Çarşamba, Mart 09, 2011

Retext(ur)ing the city #2

Imagining cities
Cities are not simply material or lived spaces, they are also spaces of the imagination and spaces of representation (Westwood, 1997).

The public imaginary about cities is itself part constituted by media representations as much as by lived practices.
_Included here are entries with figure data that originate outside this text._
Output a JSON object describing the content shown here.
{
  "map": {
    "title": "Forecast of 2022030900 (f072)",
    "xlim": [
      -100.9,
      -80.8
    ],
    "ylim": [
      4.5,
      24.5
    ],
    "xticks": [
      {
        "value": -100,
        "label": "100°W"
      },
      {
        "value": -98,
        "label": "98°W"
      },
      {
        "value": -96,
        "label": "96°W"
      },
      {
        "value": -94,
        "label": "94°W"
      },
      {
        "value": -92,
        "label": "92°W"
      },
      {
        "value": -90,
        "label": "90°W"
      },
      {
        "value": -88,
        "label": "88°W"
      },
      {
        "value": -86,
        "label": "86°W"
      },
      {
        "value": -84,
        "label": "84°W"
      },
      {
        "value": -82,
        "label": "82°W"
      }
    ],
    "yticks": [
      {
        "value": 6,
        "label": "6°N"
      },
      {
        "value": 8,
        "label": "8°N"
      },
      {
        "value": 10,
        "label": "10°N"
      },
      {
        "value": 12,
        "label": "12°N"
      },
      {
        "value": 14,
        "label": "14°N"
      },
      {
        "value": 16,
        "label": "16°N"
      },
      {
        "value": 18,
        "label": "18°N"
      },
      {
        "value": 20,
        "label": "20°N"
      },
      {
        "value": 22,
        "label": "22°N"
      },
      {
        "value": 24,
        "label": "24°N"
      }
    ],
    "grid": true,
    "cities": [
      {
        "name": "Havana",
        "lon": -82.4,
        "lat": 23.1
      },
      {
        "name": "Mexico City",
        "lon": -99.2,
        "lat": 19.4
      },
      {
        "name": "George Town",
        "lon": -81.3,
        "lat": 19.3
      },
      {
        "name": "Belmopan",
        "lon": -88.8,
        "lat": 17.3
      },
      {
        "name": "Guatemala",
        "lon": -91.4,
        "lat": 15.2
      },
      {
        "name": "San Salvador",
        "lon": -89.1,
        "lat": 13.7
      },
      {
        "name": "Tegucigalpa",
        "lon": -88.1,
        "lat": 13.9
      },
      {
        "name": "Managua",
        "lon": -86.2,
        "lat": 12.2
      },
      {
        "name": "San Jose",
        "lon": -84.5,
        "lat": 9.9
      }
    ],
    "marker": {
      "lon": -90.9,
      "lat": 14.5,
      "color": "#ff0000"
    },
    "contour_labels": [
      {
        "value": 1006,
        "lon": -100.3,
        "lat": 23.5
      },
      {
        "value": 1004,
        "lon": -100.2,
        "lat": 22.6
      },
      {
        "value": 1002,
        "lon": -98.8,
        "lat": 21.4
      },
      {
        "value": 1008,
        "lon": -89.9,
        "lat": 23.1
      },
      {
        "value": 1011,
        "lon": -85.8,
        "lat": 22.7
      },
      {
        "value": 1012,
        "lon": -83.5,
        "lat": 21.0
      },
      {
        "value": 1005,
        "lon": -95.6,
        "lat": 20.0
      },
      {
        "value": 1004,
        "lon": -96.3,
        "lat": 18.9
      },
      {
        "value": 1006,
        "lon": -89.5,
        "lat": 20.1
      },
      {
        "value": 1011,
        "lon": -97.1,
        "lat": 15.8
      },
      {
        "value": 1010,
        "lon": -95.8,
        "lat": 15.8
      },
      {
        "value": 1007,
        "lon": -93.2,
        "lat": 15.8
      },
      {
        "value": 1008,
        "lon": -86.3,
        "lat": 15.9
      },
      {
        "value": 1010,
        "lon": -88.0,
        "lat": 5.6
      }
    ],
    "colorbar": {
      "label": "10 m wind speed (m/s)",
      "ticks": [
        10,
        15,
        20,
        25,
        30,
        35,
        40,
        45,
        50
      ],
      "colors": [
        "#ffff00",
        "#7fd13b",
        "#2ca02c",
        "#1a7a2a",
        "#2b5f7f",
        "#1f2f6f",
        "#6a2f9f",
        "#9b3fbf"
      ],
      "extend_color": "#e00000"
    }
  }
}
Ideas about cities, are not simply formed at a conscious level, they are also a product of unconscious desires and imaginaries.

Any representations and imaginaries are bound to be in a state of flux and will also be subject to contestation by those who feel excluded or on the margins of dominant imaginary.

Imagination is powerful and translated into policy and through the mechanisms of governance it has its effects.

The idea of the city as a crucible for ideas and imagination has a long history -back to the very origins of urbanism in fact.

What makes cities extraordinary is that they contain sites where the senses are bombarded and these can be read as a source of pleasure -the Spice Market in Istanbul or the street markets of Hanoi, or displeasure, as in the rush hour spaces of underground stations.

For pro-urbanists and city lovers, cities are imagined as spaces of opportunity, of the co-mingling of strangers, as spaces of excitement, difference, cosmopolitanism and interconnection, and as spaces of culture, engagement, enchantment, fluidity and vibrancy.
Anti-urban imaginaries…as a site of anomie, alienation, corruption, ill health, immorality, chaos, pollution, congestion and a threat to social order.

Urban designs and city plans have often embodied, implicitly or explicitly, some version of anti-urbanism which evokes the city as a place to be tamed and ordered and made predictable.

Gary Bridge & Sophie Watson, “Retext(ur)ing the city”, in City, vol.5, no.3, pp.350-362.